Do I have to, and how do I setup bounce emails HELO command?

Skippy le Grand Gourou asked:

Our server has been listed several times on CBL (see this question) because it “attempted to send email without using the HELO/EHLO command”.

Grep’ing on HELO on Exim’s logs, I found such suspicious (yet useful !) entries from GMail :

Remote host closed connection in response to HELO  (EHLO response was: 501-5.5.4 Empty HELO/EHLO argument not allowed, closing connection.

and whatever email provider or software :

SMTP error from remote mail server after HELO : 501 Syntax: HELO hostname

It seems to me that these errors may be the very reason for which our IP is listed on CBL.
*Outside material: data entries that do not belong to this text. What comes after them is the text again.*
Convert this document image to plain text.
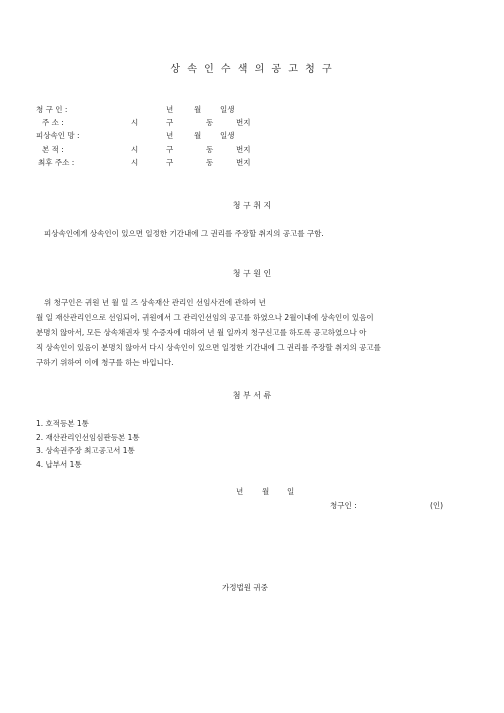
상 속 인 수 색 의 공 고 청 구
청 구 인 :	년	월	일생
주 소 :	시	구	동	번지
피상속인 망 :	년	월	일생
본 적 :	시	구	동	번지
최후 주소 :	시	구	동	번지
청 구 취 지
피상속인에게 상속인이 있으면 일정한 기간내에 그 권리를 주장할 취지의 공고를 구함.
청 구 원 인
위 청구인은 귀원 년 월 일 즈 상속재산 관리인 선임사건에 관하여 년
월 일 재산관리인으로 선임되어, 귀원에서 그 관리인선임의 공고를 하였으나 2월이내에 상속인이 있음이
분명치 않아서, 모든 상속채권자 및 수증자에 대하여 년 월 일까지 청구신고를 하도록 공고하였으나 아
직 상속인이 있음이 분명치 않아서 다시 상속인이 있으면 일정한 기간내에 그 권리를 주장할 취지의 공고를
구하기 위하여 이에 청구를 하는 바입니다.
첨 부 서 류
1. 호적등본 1통
2. 재산관리인선임심판등본 1통
3. 상속권주장 최고공고서 1통
4. 납부서 1통
년	월 일
청구인 :	(인)
가정법원 귀중
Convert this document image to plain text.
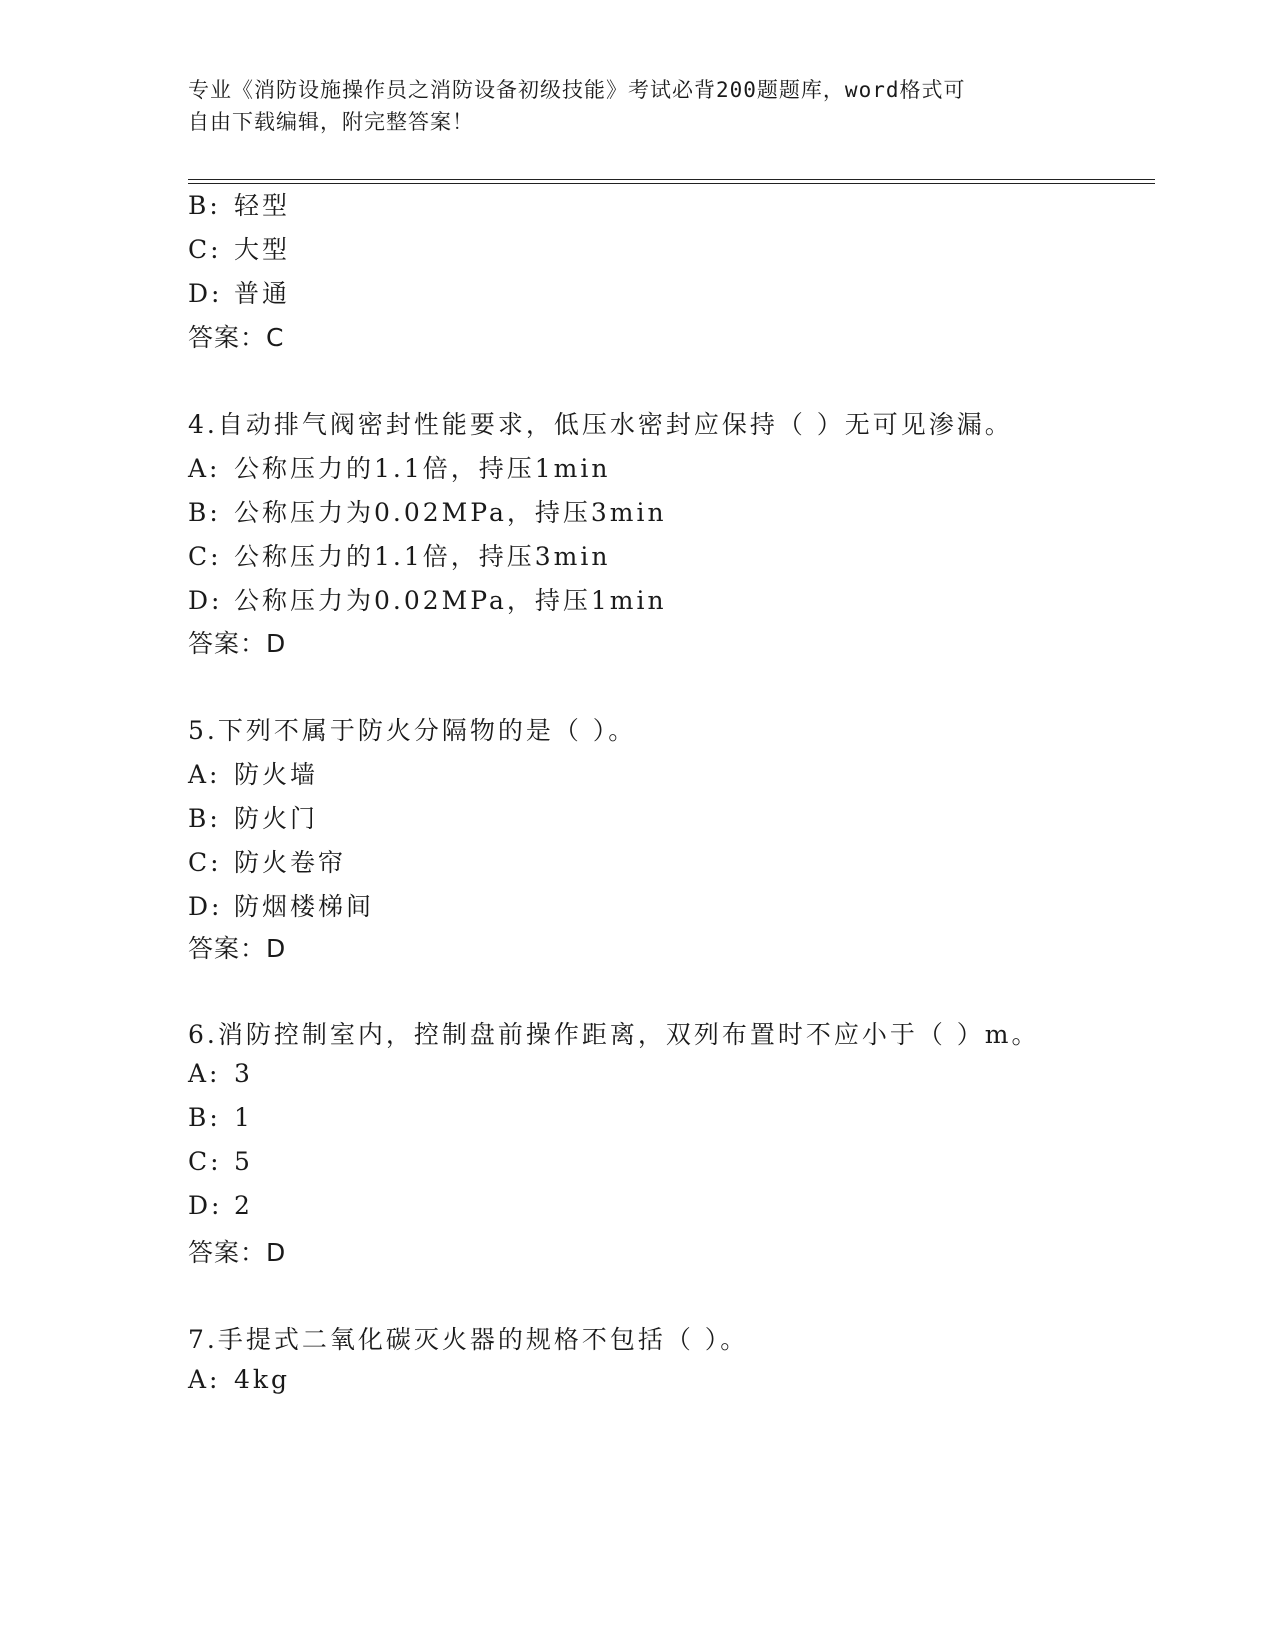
专业《消防设施操作员之消防设备初级技能》考试必背200题题库，word格式可
自由下载编辑，附完整答案！
B: 轻型
C: 大型
D: 普通
答案：C
4.自动排气阀密封性能要求，低压水密封应保持（ ）无可见渗漏。
A: 公称压力的1.1倍，持压1min
B: 公称压力为0.02MPa，持压3min
C: 公称压力的1.1倍，持压3min
D: 公称压力为0.02MPa，持压1min
答案：D
5.下列不属于防火分隔物的是（ ）。
A: 防火墙
B: 防火门
C: 防火卷帘
D: 防烟楼梯间
答案：D
6.消防控制室内，控制盘前操作距离，双列布置时不应小于（ ）m。
A: 3
B: 1
C: 5
D: 2
答案：D
7.手提式二氧化碳灭火器的规格不包括（ ）。
A: 4kg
I can’t say for the GMail error yet because those messages are not in Exim’s queue anymore (I will confirm as soon as I get a new one), but the other message is a bounce email, as I suspected in the other question (“retry timeout exceeded” because of non-existent address).

Now, I couldn’t find confirmation online but I guess it’s not normal that bounce emails have an empty HELO command, right ? So how do I configure Exim so that they don’t ?

NB : I know I could just blackhole such messages, which I’ll eventually try if I can’t find a better solution, but it doesn’t seem like the right approach.

NB2 : For “regular emails” the HELO command is already set as follow, from /etc/exim4/conf.d/main/00_local_settings :

REMOTE_SMTP_HELO_DATA=$sender_address_domain

My answer:


Most servers check for a valid hostname in the EHLO/HELO command. The parameter must be the FQDN of your server as it is seen on the Internet, and your forward and reverse DNS must match for that name.

For example, if your machine is named mail.example.com:

  • It must send EHLO mail.example.com. Mail servers normally do this by default (except on Debian based systems); they usually have to be explictly misconfigured to not do so (except on Debian based systems). Spammers often don’t bother with EHLO or can’t send a legitimate hostname.

    See here for how to configure Exim.

  • The DNS A/AAAA record for mail.example.com must have a record matching the IPv4 or IPv6 address which connected to the remote machine.

    For example:

    mail.example.com        IN      A       192.0.2.83
    
  • The IP address which connected to the remote machine must have a DNS PTR record with the name mail.example.com.

    For example:

    83.2.0.192.in-addr.arpa. IN      PTR     mail.example.com.
    

Connections which fail one or more of these checks will generally have their mail marked as spam or rejected. If your server fails any of these checks with a spamtrap, it will end up on a blackhole list.